Curator's Corner

Artist Birthday: Liubov Popova

By Karl Cole, posted on Apr 24, 2025

Liubov Popova was one of the many women artists active in the avant garde art during the period of the Russian Revolution (1917). Not only did she experiment in all of the most recent modernist styles – Cubism, Futurism, Suprematism and Constructivism – she also designed typography for books, textiles, and clothing.
 
 

 


Artist birthday for 24 April: Liubov Popova (1889-1924 Russia)

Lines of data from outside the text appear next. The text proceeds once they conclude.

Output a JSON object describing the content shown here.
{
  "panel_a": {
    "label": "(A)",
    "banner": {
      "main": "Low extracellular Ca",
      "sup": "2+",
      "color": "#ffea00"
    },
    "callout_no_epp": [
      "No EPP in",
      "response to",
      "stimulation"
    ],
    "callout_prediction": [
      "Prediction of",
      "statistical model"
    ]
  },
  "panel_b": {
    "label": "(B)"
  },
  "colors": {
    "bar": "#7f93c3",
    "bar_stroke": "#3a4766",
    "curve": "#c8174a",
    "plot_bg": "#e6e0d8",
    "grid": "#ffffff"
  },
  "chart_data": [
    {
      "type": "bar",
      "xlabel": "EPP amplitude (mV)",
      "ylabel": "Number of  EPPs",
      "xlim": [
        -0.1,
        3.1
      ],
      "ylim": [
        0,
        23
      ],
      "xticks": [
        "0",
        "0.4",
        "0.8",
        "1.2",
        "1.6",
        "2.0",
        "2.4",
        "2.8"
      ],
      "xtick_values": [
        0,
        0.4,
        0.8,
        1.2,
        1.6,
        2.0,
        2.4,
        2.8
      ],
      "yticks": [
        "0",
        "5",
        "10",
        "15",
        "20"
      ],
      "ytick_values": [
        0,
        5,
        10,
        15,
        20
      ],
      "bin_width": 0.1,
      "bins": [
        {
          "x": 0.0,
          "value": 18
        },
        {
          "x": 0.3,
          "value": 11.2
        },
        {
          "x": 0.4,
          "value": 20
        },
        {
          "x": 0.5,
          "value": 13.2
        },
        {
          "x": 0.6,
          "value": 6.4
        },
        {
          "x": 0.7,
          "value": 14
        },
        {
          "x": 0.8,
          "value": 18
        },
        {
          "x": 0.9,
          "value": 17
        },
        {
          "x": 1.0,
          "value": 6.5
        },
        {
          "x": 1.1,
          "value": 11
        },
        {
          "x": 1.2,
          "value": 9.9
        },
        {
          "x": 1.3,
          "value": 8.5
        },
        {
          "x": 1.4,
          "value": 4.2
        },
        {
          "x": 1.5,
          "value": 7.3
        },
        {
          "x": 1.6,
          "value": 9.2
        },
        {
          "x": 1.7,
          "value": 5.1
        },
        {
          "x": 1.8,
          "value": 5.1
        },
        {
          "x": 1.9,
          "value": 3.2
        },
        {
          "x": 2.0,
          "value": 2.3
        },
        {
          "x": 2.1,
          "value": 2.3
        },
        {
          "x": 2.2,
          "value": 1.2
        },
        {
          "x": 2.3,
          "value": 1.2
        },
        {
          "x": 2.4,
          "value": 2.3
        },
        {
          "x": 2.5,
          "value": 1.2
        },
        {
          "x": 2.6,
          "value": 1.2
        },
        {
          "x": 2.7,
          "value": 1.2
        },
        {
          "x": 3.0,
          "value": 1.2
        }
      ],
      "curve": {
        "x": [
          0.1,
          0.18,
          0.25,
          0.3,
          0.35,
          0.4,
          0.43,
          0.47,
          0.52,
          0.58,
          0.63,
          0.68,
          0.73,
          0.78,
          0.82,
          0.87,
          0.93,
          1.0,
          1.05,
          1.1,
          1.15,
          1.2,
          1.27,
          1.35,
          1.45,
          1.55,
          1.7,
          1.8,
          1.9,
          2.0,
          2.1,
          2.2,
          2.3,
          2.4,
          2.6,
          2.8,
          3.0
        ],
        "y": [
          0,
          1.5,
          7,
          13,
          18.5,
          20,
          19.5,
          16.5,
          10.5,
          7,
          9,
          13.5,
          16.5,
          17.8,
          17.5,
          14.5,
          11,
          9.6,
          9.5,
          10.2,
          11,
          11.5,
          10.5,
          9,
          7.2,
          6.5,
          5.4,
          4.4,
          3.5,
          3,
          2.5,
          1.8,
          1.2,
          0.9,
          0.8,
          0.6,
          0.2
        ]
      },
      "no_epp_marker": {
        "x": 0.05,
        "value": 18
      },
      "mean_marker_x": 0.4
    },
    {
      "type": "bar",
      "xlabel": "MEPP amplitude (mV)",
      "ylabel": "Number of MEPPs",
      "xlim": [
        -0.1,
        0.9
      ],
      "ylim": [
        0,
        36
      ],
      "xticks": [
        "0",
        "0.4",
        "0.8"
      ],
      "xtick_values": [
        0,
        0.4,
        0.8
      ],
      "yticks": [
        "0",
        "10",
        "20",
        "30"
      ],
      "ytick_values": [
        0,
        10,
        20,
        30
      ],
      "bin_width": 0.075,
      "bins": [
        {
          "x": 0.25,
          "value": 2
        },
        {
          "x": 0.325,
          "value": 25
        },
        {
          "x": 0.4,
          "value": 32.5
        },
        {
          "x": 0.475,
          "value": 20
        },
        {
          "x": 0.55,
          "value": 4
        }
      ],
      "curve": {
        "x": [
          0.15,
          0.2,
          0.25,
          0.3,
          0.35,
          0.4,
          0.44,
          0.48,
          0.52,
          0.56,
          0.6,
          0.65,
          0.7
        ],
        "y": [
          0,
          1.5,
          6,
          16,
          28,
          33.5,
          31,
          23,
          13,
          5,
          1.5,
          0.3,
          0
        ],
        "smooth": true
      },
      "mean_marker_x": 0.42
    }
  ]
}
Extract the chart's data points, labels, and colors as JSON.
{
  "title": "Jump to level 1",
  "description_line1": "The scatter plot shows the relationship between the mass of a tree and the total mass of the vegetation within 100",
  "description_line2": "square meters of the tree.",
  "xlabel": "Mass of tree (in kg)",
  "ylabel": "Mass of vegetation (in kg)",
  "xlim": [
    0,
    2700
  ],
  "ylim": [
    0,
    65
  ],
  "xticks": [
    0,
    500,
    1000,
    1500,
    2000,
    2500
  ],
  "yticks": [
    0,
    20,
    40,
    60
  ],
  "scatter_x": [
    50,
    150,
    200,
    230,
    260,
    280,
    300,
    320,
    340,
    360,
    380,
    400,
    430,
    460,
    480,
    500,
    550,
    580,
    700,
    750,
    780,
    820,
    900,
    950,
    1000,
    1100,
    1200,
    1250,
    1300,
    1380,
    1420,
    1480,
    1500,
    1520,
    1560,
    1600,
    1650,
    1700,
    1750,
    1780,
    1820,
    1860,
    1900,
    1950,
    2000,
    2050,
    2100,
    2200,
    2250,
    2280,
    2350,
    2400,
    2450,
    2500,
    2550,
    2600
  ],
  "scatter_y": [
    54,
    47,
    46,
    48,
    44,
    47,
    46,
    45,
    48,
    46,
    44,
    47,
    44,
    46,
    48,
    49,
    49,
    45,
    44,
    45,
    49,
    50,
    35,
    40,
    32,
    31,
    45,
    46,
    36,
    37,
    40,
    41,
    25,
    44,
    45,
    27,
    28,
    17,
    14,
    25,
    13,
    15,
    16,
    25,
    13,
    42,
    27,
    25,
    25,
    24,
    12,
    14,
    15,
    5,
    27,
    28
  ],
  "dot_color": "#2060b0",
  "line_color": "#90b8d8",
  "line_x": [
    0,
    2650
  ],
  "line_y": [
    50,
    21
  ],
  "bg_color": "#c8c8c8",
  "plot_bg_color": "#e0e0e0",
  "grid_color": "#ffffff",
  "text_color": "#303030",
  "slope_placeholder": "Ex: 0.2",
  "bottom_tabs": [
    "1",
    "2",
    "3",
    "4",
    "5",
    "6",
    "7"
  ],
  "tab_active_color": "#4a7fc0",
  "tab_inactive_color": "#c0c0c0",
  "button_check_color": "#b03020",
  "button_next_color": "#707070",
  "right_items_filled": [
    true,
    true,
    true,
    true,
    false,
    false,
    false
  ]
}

Liubov Popova was an important Russian modernist during the early period of its evolution.

 

Painting by Liubov Popova titled Subject (1914).
Liubov Popova, Objects from a Dyer’s Shop, 1914, oil on canvas, 71 x 89 cm  © 2025 The Museum of Modern Art, New York (MOMA-P2432)

 

In 1913 Popova began working in the studio of Vladimir Tatlin (1885-1953). Unlike Tatlin, she was not concerned with the construction of objects in space (sculpture), but expressed her progressive tendencies in painting. In Objects from a Dyer's Shop, Popova's Cubism has already fractured beyond the point of Jean Metzinger's (1883-1956) work, the Cubist with whom she had worked in Paris in 1912. This work not only reveals the influence of Futurism in the dynamic movement of the intersection of space and object, but also the bright palette of Russian folk art which also influenced her work.

Russian women only gained access to higher education during the last half of the nineteenth century. Art education followed, with the Academy of Arts in Moscow opening to women in 1871. In the 1880s, there were art schools established in Kiev, Odessa, and Saint Petersburg (Petrograd) that attracted the majority of women students. By 1900, there was already a second generation of educated women artists who emerged.

Russian art in the first three decades of the 1900s was dominated by artists who were eager to challenge traditional ideas about art with radical experiments in modernism of all kinds. This atmosphere was nurtured by the social and political upheavals caused by the Revolution (1917-1918). The abstract styles which grew out of the revolutionary spirit were influenced greatly by Cubism in Paris and Futurism (an offshoot from Cubism) from Italy. What emerged was some of the first non-objective abstract works in western art.

Liubov Popova was born in Ivanovskoe near Moscow to a family that was a vigorous patron of the arts. Already as a child she had a great appreciation for art, especially Italian Renaissance painting. At 11 she began formal art lessons at home, and from 1906 to 1910 she studied in private artists' studios in Moscow. She traveled widely thereafter to study different styles of painting. Ancient Russian icons, the Proto-Renaissance painting of Giotto (died 1337) and the work of Early Renaissance Italian painters had the most impact on her abstract style.

Starting in 1914, Popova became involved with the avant-garde artists' groups in Moscow, including the Knave of Diamonds exhibitions. Her early abstract works of that period indicated the strong influence of Cubism, but suggested a development of pure abstraction that would come out in her later "painterly architectonic" works. Her interest in the geometry and symmetry of Renaissance painting led to her interest in Suprematism with its emphasis purely on structure rather than narrative or object. Popova, however, disagreed with the Suprematist tenet that art should arouse feelings. Her revolutionary zeal and interest in connecting the balance and proportion of the past with the pure abstract form of the future led her to lean towards Constructivism. Like other Constructivists, she believed that easel painting should be abandoned in favor of art that would help create a new revolutionary society.